The political exploitation of the shareholder process is justified by this alliance as necessary to reform capitalism to serve the best interests of society. But the capitalist system they seek so desperately to alter has helped more people escape poverty and pursue a path to prosperity than any other economic system in history.

Political shareholder proposals needlessly erode shareholder value, as each response to a proposal costs public corporations and their shareholders a whopping $150,000.

This cost also disproportionately harms smaller companies that would rather use every dollar they raise in the public market to fund research, grow their customer base and maximize returns for those investors who believed in them.

For public companies, fending off politically motivated shareholder proposals and the proxy advisor extortion that accompanies them is not a one-time affair. Numerous shareholder proposals reappear year after year because current regulation allows them to be re-submitted even though they received very little support.

Effectively, this loophole allows a slim minority of politically motivated shareholders and their proxy advisor allies to push their costly agenda on the company indefinitely.

A recent U.S. Chamber of Commerce report found that “zombie proposals” — those that fail three or more times but continue to appear on ballots — made up one-third of all failed proposals from 2001 to 2018.

Unsurprisingly, many of these zombie proposals are politically motivated and proxy advisors play an important role in keeping them alive.

Institutional Shareholder Services, the largest proxy advisory firm, supported 95 percent of zombie proposals in 2018, even though a large majority of investors continue to reject their advice on these matters.

Why is that? Do proxy advisors have skin in the game? Outside of their own profits, the answer is no. The truth is, they are aligned with certain fund managers who seek to undermine today’s form of U.S. capitalism by pushing a false narrative about the importance of political issues to shareholders because it’s good business.

The proxy advisors created consulting and rating businesses that specifically promote this outcome. And make no mistake, they aggressively use these businesses to pressure corporations into adopting the political agenda of these fund managers.

This conflict must end. Proxy advisors should have one business model with one focus: providing recommendations to investors based on an accurate and correct statement of facts.

The chamber also found proxy firms did not conduct adequate research before making voting recommendations and that numerous recommendations contained factual errors. This needs to change. Proxy advisor voting recommendations must contain correct information and not benefit their affiliated business lines.

As the SEC meets this week to discuss shareholder proposals and proxy advisors, we call on it to:

  • Subject the voting reports proxy advisory firms produce to the anti-fraud provisions of the proxy solicitation rules;
  • prohibit proxy advisors from offering rating and consulting services to issuers on any matter that they are also being paid by an investor to provide a voting recommendation on (there is no way to manage this conflict); and
  • update the resubmission thresholds for proposals that lose by wide margins.

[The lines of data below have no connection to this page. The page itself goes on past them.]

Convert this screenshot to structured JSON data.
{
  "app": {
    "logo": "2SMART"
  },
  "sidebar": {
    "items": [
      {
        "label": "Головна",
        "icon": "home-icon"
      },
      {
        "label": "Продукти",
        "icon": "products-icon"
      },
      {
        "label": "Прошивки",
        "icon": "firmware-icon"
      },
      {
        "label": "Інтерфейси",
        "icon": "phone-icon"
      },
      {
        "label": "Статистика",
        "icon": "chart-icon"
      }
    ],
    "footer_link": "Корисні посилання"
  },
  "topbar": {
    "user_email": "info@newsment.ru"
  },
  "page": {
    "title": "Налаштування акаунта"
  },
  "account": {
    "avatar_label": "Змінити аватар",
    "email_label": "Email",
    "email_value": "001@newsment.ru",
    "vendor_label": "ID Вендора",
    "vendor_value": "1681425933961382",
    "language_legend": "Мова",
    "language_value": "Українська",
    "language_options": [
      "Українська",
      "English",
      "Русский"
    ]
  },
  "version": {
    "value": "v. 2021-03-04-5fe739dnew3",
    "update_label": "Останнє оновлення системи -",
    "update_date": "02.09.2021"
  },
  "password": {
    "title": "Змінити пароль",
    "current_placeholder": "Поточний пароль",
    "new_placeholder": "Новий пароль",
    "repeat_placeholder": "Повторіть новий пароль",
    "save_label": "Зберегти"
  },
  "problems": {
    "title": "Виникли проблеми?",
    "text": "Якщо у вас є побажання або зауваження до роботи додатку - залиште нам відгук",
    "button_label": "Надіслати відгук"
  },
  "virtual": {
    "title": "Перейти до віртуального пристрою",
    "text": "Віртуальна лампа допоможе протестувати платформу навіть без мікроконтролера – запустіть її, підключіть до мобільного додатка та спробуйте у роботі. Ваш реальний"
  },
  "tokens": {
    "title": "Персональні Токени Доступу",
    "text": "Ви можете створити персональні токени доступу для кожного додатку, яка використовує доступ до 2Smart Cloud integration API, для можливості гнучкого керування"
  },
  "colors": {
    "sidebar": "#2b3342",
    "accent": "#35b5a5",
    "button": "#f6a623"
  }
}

These simple fixes should prevent the alliance from injecting politics into the boardroom.

This SEC can stand-up for “Main Street” investors and help defend a capitalist system that has provided a better life for so many families by reforming a broken shareholder proposal process.

Christopher A. Iacovella is the chief executive officer of the American Securities Association, which advances the business, market, regulatory and legislative interests of American middle-market and regional investment banks and securities dealers.